William J. Dorsey and Daniel J. Elrod | Katten Muchin Rosenman LLP | January 15, 2016
The Illinois Mechanics Lien Act has long served as a powerful collection mechanism for Illinois contractors and material suppliers that provide labour or materials for the construction of improvements to real property.(1) The act permits them not only to record mechanics liens against the real property where the work is performed, but also – unlike the legislation in many other states – to claim priority over a previously recorded mortgage up to the value of the improvements to the property. Illinois law also did not permit mechanics liens to be bonded over.

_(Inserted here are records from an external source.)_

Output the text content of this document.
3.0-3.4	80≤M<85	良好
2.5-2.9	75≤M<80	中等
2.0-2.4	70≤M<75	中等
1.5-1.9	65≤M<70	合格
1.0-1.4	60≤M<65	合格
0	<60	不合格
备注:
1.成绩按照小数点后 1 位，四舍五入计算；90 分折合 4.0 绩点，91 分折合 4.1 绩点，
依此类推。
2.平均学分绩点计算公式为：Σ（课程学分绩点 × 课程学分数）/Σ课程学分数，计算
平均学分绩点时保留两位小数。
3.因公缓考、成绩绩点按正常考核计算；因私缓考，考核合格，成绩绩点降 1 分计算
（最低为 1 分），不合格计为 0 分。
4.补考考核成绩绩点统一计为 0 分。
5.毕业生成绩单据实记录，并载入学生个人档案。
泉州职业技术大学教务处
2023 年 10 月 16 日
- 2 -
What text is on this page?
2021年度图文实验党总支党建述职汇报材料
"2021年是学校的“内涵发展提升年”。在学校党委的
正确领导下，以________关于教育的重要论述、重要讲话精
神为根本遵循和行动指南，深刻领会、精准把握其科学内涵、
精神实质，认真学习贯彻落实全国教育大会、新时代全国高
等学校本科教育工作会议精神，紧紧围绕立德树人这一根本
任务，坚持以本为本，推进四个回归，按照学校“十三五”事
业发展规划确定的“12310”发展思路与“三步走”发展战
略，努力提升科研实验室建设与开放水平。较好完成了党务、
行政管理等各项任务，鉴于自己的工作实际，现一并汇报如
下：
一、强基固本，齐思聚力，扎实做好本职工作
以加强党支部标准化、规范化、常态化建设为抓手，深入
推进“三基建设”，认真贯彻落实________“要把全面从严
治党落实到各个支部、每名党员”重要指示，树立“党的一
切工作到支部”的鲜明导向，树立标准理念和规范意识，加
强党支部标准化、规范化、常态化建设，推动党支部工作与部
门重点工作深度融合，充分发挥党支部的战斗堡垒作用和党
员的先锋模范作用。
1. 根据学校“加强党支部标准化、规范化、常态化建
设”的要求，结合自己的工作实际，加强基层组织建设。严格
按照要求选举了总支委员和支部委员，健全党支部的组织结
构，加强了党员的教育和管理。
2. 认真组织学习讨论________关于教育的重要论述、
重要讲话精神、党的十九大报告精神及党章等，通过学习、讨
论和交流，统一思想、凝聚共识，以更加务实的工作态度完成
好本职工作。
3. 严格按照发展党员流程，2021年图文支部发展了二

Thus, disputed mechanics lien claims, which can take years to resolve through the courts, cast a long shadow on title and frequently stopped efforts to refinance, sell or foreclose in their tracks.
A recent amendment to the Illinois Mechanics Lien Act that permits owners, lenders and other lien claimants to substitute a bond in lieu of the real property itself came into effect on January 1 2016. The amendment will likely represent a sea change in the way disputed mechanics lien claims are handled in Illinois. If a property owner or lender has the wherewithal to post a bond, mechanics lienors asserting disputed lien claims can no longer tie up properties for years while their claims are litigated. Property owners can sell or refinance their properties without first paying in full a mechanics lien claim that they intend to dispute.
Requirements of Section 38.1
The new amendment, Section 38.1, permits an applicant to file with the court a petition to substitute a bond for the property that is the subject of a mechanics lien claim. An applicant may file a petition any time prior to five months after the filing of a complaint or counterclaim by a mechanics lien claimant to enforce its mechanics lien claim.(2) An ‘applicant’ may be an owner of real property, another lien claimant (eg, a mortgage holder) or a third party that holds an interest in the property (eg, a condominium association or homeowners association).
An applicant should file with the clerk of the court an eligible surety bond, which must satisfy a series of straightforward requirements – the most critical of which are as follows:
- The bond must be equal to 175% of the claimed lien amount;
- The principal and surety must submit to the jurisdiction of the county where the property is located; and
- The surety must have a financial strength rating of ‘A’ and meet certain other requirements.
Once the surety bond has been obtained, applicants must file a brief petition with the clerk of the circuit court in which the property is located. The applicant must deliver written notice of the petition to the lien claimant. The lien claimant is then permitted 30 days from service of the notice to file objections to the surety bond.
If no objections are filed in this 30-day window, the applicant may proceed ex parte to establish that the surety bond is eligible. If the court agrees, it will enter an order “substituting the security of the bond for the property securing the lien claim and discharging the property described in the petition as being subject to the lien claim”.(3) If objections are filed, a hearing is set to determine the eligibility of the surety bond. Unlike many other states, where an applicant can simply file the surety bond with the county to accomplish substitution of the bond for the property, Illinois has built in an objection period, which could delay obtaining clear title to the property and any related sale or refinance.
Once a surety bond has been approved by the court, the lien claimant’s action to recover on the bond can be asserted against only the principal and surety. No other parties are necessary to the litigation. Importantly, the principal and surety become jointly and severally liable to the lien claimant, but are entitled to raise defences, which are limited to those that could have been brought against the lien claimant as if no surety bond were issued.
Attorneys’ fees awarded to prevailing party
Section 38.1 provides for a mandatory award of attorneys’ fees to the “prevailing party” in the bond litigation, an award that might not otherwise be available in mechanics lien litigation.(4) A lien claimant is deemed the prevailing party if the judgment amount is equal to at least 75% of the amount of the lien claim; the award is capped at the amount remaining on the bond after judgment. The principal is deemed the prevailing party if the judgment amount is equal to or less than 25% of the amount of the lien claim; the cap is 50% of the lien claim amount.